Rodent-Bench
Thomas Heap, Laurence Aitchison, Emma Cahill, Adriana Casado Rodriguez
TL;DR
Rodent-Bench targets the challenge of scalable, automated rodent behavioral annotation, where manual labeling is time-consuming and current Multimodal Large Language Models struggle with temporal and contextual reasoning. The authors introduce two dataset variants (Rodent-Bench-Short and Rodent-Bench-Long), a JSON-based segment-annotation task, and a multi-metric evaluation framework (second-wise accuracy, macro F1, mAP, mutual information, MCC) to systematically compare state-of-the-art MLLMs. Experiments across Gemini-2.5-Pro, Gemini-2.5-Flash, and Qwen-VL-Max reveal substantial gaps, with grooming detection being the most favorable and tasks requiring precise temporal segmentation and context integration proving particularly challenging.

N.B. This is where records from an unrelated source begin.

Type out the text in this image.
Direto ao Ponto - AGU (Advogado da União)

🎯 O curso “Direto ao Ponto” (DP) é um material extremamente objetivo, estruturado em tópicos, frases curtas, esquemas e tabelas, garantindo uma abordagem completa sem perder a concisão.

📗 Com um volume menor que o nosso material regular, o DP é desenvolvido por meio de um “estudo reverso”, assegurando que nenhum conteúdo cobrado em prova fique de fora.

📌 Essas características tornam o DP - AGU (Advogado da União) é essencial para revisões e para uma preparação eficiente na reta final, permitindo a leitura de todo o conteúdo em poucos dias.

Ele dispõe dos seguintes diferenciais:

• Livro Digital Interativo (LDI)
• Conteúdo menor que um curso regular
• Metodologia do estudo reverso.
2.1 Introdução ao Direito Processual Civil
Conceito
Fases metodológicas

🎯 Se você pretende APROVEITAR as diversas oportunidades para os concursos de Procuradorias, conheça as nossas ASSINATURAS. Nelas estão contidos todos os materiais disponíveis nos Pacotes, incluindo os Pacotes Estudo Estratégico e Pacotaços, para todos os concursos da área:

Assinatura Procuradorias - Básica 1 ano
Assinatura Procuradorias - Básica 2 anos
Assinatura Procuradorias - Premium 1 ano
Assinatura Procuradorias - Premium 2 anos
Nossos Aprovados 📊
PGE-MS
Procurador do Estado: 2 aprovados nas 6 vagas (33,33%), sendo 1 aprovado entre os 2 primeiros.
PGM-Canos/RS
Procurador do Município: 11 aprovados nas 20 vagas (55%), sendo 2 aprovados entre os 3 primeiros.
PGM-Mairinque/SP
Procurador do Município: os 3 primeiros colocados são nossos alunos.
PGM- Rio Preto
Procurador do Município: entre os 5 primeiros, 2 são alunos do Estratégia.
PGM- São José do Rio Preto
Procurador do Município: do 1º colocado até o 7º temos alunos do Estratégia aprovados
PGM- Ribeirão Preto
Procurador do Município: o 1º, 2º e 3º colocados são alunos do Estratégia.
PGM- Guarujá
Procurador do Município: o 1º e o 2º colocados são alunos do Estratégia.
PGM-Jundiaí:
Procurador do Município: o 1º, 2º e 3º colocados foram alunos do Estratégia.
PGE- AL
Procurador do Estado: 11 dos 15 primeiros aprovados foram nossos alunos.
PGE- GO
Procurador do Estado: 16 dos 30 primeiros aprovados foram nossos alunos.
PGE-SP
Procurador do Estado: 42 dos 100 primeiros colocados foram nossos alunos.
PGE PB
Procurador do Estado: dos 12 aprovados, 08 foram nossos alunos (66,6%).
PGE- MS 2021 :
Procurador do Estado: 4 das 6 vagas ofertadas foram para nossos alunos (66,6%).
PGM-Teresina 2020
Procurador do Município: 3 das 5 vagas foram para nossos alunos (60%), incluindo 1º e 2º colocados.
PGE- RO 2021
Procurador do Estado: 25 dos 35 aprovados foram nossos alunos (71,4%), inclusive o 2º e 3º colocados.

By providing standardized prompts, schemas, and datasets, Rodent-Bench establishes a practical foundation for advancing reliable automated behavioral annotation in neuroscience research.
Abstract
We present Rodent-Bench, a novel benchmark designed to evaluate the ability of Multimodal Large Language Models (MLLMs) to annotate rodent behaviour footage. We evaluate state-of-the-art MLLMs, including Gemini-2.5-Pro, Gemini-2.5-Flash and Qwen-VL-Max, using this benchmark and find that none of these models perform strongly enough to be used as an assistant for this task. Our benchmark encompasses diverse datasets spanning multiple behavioral paradigms including social interactions, grooming, scratching, and freezing behaviors, with videos ranging from 10 minutes to 35 minutes in length. We provide two benchmark versions to accommodate varying model capabilities and establish standardized evaluation metrics including second-wise accuracy, macro F1, mean average precision, mutual information, and Matthew's correlation coefficient. While some models show modest performance on certain datasets (notably grooming detection), overall results reveal significant challenges in temporal segmentation, handling extended video sequences, and distinguishing subtle behavioral states. Our analysis identifies key limitations in current MLLMs for scientific video annotation and provides insights for future model development. Rodent-Bench serves as a foundation for tracking progress toward reliable automated behavioral annotation in neuroscience research.